STEP 8: Securing the Disc Drive

Okay so now you should have a fully functional computer at your disposal, however it is very limited to its capabilities seeing as it doesn’t have a disc tray. Disc Trays are simple and extremely cheap pieces of hardware that allow you to install programmes or use media from a CD or DVD. Literally these things could possibly be bought in bulk if you really want. I went for the very cheap Samsung DVD/CD reader. It is very basic but it is also very practical. If you have enough money you can get a Blu-Ray reader however they cost around £60. To install the drive to your case, you need to detach one of the black drive covers from the front of the case. With the Phantom, it is very easy to do so. At the side of the case you will notice several securing pads by the disc tray locations. These are used to keep the disc tray in place with two strong metal pins at the side. Pull off the pad and slide the disc drive into place. Once it is in line, you can then push the pad back into place and the pins should be sitting comfortably in the holes at the side of the drive. You will now need to place another SATA cable as well as another power cable from your PSU into the back of the drive in order for it to work.

All of the components have been successfully installed inside the case and are ready to go!

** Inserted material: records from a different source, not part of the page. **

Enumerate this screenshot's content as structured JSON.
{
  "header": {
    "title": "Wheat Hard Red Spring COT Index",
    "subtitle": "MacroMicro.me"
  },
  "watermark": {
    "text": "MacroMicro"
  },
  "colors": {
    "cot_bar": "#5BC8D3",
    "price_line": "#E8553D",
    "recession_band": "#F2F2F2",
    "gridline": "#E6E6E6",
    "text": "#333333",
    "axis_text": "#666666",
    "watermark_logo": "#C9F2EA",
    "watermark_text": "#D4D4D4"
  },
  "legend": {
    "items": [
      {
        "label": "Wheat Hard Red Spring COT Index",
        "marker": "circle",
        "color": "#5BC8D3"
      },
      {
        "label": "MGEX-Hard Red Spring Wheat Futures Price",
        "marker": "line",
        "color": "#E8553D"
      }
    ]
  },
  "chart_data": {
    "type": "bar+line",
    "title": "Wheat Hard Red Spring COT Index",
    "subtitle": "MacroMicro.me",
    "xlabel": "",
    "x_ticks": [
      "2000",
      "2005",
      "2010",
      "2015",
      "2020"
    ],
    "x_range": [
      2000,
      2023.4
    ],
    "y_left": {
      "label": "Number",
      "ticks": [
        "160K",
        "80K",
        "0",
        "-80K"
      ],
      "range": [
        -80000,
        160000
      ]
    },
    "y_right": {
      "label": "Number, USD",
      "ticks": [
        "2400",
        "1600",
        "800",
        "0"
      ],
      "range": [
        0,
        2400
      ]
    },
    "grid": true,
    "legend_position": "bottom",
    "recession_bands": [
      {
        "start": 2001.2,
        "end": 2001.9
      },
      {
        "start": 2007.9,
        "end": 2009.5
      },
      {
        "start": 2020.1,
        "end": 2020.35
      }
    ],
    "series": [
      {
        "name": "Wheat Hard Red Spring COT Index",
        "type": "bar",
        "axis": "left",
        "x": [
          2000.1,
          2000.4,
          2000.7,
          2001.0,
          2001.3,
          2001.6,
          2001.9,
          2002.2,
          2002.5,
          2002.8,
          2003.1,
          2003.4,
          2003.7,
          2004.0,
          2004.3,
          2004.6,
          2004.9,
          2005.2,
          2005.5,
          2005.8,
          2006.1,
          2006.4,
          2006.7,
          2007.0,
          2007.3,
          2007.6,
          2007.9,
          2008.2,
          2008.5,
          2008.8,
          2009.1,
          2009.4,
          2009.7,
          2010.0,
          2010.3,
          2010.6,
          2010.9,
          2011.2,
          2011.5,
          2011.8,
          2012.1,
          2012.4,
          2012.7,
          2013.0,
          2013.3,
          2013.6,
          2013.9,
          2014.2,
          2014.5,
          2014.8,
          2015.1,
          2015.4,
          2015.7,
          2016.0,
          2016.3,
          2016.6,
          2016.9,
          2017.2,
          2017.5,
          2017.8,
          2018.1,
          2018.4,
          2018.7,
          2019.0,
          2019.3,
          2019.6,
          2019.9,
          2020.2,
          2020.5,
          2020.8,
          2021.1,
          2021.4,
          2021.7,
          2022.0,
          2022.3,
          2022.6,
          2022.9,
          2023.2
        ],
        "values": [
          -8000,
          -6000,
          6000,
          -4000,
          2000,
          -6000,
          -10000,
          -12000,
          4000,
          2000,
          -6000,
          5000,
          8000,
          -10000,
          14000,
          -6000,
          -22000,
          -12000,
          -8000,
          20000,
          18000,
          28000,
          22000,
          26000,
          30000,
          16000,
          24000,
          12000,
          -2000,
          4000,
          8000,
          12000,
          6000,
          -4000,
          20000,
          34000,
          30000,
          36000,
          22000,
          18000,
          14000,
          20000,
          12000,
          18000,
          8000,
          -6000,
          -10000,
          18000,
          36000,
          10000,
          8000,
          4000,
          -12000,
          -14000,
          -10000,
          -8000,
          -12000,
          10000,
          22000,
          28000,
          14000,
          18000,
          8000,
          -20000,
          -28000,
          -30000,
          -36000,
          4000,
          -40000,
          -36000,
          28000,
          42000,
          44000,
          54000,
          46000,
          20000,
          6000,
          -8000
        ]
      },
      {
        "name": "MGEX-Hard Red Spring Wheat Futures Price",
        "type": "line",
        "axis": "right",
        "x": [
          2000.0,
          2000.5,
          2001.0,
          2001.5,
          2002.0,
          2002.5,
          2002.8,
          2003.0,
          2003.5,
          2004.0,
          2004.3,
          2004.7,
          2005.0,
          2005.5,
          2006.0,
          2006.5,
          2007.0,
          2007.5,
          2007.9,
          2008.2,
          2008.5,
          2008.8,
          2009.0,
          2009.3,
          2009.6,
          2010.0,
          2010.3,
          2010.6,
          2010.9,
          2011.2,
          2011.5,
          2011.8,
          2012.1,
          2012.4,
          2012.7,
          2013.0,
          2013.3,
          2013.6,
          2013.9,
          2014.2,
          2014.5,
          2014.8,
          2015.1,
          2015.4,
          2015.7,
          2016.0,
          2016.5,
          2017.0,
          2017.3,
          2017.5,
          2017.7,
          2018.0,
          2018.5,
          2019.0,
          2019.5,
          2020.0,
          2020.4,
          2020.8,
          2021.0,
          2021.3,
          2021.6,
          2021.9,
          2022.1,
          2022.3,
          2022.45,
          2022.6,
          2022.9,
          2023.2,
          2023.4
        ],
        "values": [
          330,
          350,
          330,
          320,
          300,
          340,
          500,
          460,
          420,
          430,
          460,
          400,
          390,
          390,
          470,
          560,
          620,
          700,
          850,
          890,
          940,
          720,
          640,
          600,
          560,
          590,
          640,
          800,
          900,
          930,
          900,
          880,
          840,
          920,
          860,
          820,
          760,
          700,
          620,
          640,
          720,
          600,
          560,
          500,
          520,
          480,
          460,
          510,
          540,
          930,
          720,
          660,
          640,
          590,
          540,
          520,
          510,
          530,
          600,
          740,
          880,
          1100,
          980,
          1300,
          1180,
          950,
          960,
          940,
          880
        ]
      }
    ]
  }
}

STEP 9: Unleash the beast!

Finally, this step is for the gamers (or those who still want a graphics card, i mean, who doesn’t?) Take out your card. For those of you who are PC gaming enthusiasts, this is your gloating reference, your trophy as it where. For me, I went for the powerful and somewhat expensive MSI Radeon 6970HD. This monster holds over 2GB of memory and is clocked at 880Mhz. In the battlefield between cards, this sits comfortably in the top quarter. However it is up to YOU, the owner, to decide on which card you think is best for you. Some people prefer Nvidia cards to AMD and vice versa. I hold a mutual view between the two. I think they both have their good and bad points and each are just as good as the other. But let’s get back to business. Carefully take your card and place it in the graphics card slot on your motherboard. If your card is too big you may need to place it at the lower card slot in order to keep clear of your RAM sticks and CPU heatsink. However that only depends on the situation and most of the time you should be fine. Just like what you did with the RAM sticks, open up the white tab at the end of the slot and gently push down on the card until it snaps into place. Take your power cables and attach them to the upper end of the card. Congratulations, your PC is virtually complete! You now need to attach the side panels and test the start-up with a monitor and keyboard!

STEP 10: It lives!

Hopefully everything should be running smoothly, if not, open the case and make sure that each cable is attached to their designated plugs. You now need to set up the BIOS and install an operating system. Check your motherboard manual to see how you go about with the BIOS set up, and make sure to install your drivers when your OS has loaded!